25 En de priester zal uit de hand van die vrouw het spijsoffer der ijveringen nemen, en hij zal datzelve spijsoffer voor het aangezicht des HEEREN bewegen, en zal dat op het altaar offeren.
And the priest shall take the meal offering of jealousy out of the woman's hand, and shall wave the meal offering before Jehovah, and bring it to the altar.
26 De priester zal ook van dat spijsoffer, deszelfs gedenkoffer, een handvol grijpen, en zal het op het altaar aansteken; en daarna zal hij dat water die vrouw te drinken geven.
And the priest shall take a handful of the meal offering, as the memorial of it, and burn it upon the altar, and afterward shall make the woman drink the water.
27 Als hij haar nu dat water zal te drinken gegeven hebben, het zal geschieden, indien zij onrein geworden is, en tegen haar man door overtreding zal overtreden hebben, dat het water, hetwelk vervloeking medebrengt, tot bitterheid in haar ingaan zal, en haar buik zwellen, en haar heup vervallen zal; en die vrouw zal in het midden van haar volk tot een vloek zijn.

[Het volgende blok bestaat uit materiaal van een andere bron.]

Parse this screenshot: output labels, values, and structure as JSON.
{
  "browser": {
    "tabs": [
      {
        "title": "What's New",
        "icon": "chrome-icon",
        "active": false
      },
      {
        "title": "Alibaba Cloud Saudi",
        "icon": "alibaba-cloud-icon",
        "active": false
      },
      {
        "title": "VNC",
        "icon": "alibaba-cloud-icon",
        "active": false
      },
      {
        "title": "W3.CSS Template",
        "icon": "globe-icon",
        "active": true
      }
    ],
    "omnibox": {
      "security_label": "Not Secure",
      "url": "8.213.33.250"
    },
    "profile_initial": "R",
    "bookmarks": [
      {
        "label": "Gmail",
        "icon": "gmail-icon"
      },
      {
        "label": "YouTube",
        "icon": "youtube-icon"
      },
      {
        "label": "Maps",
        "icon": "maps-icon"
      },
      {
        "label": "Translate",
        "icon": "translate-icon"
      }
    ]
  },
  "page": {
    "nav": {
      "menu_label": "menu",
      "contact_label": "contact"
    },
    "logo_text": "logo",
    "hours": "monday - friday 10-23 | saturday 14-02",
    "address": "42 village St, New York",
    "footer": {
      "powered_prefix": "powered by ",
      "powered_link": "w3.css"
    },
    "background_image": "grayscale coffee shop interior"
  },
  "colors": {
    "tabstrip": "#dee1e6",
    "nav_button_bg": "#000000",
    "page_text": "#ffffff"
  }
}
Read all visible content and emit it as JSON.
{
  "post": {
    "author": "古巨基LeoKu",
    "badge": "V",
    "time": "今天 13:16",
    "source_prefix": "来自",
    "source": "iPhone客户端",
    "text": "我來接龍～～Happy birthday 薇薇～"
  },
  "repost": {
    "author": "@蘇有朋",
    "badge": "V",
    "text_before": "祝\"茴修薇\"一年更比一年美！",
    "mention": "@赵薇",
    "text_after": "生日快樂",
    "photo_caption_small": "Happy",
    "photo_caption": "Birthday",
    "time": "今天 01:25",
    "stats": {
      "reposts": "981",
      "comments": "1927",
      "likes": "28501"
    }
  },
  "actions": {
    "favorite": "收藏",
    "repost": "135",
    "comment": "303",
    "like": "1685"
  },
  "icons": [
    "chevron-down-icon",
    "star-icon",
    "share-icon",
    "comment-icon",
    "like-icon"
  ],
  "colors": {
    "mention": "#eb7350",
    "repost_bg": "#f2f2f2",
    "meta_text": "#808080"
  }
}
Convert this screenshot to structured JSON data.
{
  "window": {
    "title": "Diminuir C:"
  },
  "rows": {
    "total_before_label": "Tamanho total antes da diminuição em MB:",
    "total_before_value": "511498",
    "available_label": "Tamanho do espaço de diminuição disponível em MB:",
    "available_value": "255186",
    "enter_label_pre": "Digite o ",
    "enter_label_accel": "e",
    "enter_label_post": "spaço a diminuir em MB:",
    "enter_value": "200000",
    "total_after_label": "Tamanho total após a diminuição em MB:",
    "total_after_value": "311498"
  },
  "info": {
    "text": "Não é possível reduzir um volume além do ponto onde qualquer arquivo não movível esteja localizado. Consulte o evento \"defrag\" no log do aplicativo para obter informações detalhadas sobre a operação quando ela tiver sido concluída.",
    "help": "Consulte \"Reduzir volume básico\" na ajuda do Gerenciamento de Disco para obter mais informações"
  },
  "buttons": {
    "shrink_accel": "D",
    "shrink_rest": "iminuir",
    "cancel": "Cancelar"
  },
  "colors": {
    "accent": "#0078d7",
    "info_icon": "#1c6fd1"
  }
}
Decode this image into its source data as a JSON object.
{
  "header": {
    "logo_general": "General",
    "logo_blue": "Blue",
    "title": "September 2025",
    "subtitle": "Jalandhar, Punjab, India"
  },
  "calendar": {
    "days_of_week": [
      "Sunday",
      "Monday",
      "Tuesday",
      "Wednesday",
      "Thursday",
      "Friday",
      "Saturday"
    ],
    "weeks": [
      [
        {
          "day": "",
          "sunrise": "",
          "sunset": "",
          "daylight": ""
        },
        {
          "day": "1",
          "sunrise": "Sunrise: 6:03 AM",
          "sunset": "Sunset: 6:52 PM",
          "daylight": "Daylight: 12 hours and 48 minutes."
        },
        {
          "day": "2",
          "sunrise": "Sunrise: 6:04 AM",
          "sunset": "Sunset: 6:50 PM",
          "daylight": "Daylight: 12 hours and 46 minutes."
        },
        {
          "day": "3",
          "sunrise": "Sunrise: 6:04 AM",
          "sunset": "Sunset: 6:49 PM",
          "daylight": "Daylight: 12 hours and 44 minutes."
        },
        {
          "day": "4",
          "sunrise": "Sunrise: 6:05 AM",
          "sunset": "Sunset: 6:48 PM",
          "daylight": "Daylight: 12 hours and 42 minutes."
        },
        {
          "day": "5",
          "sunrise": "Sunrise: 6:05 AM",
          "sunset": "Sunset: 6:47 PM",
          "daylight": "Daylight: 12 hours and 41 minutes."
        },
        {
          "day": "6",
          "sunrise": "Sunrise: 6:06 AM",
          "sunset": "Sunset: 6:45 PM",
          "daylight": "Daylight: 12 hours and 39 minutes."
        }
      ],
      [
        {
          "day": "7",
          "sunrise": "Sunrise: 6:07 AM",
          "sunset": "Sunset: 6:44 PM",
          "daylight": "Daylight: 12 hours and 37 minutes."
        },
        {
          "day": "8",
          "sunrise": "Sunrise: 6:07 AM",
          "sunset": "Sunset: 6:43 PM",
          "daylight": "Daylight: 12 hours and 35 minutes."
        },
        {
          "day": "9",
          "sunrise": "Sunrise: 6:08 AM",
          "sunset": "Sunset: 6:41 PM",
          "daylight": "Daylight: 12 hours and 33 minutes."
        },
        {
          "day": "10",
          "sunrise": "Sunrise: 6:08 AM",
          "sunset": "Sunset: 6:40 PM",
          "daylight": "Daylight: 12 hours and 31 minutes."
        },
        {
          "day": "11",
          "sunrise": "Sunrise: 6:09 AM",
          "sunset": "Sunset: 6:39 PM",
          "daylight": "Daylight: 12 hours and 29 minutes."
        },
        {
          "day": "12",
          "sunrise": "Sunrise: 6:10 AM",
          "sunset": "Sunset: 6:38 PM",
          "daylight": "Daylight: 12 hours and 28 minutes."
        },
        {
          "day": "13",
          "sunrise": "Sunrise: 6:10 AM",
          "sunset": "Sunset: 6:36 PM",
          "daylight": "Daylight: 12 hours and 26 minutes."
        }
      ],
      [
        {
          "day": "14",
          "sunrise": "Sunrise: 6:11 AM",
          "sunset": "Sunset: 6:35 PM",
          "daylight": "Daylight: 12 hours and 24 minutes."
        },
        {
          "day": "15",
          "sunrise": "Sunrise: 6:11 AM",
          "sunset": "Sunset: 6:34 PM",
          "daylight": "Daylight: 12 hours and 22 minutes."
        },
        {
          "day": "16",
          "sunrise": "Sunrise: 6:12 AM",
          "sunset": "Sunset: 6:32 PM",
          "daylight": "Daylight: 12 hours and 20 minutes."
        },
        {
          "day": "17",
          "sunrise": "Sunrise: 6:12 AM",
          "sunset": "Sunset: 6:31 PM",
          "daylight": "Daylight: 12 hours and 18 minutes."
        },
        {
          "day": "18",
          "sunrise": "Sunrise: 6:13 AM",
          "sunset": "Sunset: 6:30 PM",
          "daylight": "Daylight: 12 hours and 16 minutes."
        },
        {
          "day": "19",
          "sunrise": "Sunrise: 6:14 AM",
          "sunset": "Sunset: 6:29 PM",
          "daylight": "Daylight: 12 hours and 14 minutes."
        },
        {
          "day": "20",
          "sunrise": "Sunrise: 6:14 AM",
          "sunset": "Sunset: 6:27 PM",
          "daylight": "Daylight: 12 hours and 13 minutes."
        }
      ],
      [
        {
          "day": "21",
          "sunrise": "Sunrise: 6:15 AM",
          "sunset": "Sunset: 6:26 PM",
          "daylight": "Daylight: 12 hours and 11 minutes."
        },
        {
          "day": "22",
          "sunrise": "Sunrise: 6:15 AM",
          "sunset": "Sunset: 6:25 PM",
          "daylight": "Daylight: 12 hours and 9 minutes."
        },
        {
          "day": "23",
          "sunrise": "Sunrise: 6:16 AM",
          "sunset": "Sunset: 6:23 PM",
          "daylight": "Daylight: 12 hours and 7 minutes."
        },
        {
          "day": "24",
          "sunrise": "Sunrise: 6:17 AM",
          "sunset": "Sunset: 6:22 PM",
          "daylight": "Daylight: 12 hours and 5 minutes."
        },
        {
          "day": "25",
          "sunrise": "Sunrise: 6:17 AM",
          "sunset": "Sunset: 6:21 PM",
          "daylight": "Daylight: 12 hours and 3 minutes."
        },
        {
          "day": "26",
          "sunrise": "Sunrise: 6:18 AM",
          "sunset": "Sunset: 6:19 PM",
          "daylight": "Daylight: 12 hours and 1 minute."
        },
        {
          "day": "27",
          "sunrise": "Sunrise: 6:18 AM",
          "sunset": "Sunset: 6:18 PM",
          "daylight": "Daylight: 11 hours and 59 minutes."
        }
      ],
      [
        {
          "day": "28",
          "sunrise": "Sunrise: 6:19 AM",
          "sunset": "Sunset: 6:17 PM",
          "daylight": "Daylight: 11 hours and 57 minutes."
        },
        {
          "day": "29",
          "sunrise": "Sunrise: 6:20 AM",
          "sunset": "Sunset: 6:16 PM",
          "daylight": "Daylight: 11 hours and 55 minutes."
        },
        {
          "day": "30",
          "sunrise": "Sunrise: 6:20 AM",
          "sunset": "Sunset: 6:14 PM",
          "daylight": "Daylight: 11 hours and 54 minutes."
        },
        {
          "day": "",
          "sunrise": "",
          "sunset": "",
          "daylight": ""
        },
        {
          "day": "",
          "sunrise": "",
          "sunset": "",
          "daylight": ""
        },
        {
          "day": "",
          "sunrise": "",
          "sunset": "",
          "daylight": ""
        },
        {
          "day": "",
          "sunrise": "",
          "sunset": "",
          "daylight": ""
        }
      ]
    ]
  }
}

And when he has made her drink the water, then it shall come to pass, if she is defiled, and has committed a trespass against her husband, that the water that causes the curse shall enter into her bitter, and her body shall swell, and her thigh shall fall away. And the woman shall be a curse among her people.
28 Doch indien de vrouw niet onrein geworden is, maar rein is, zo zal zij vrij zijn, en zal met zaad bezadigd worden.
And if the woman is not defiled, but is clean, then she shall be free, and shall conceive seed.
29 Dit is de wet der ijveringen, als een vrouw, onder haar man zijnde, zal afgeweken en onrein geworden zijn;
This is the law of jealousy, when a wife, being under her husband, goes aside, and is defiled,
30 Of als over en man die ijvergeest zal gekomen zijn, en hij over zijn huisvrouw zal geijverd hebben, dat hij de vrouw voor het aangezicht des HEEREN stelle, en de priester aan haar deze ganse wet volbrenge.
or when the spirit of jealousy comes upon a man, and he is jealous of his wife. Then he shall set the woman before Jehovah, and the priest shall execute upon her all this law.
31 En de man zal van de ongerechtigheid onschuldig zijn; maar diezelve vrouw zal haar ongerechtigheid dragen.
And the man shall be free from iniquity, and that woman shall bear her iniquity.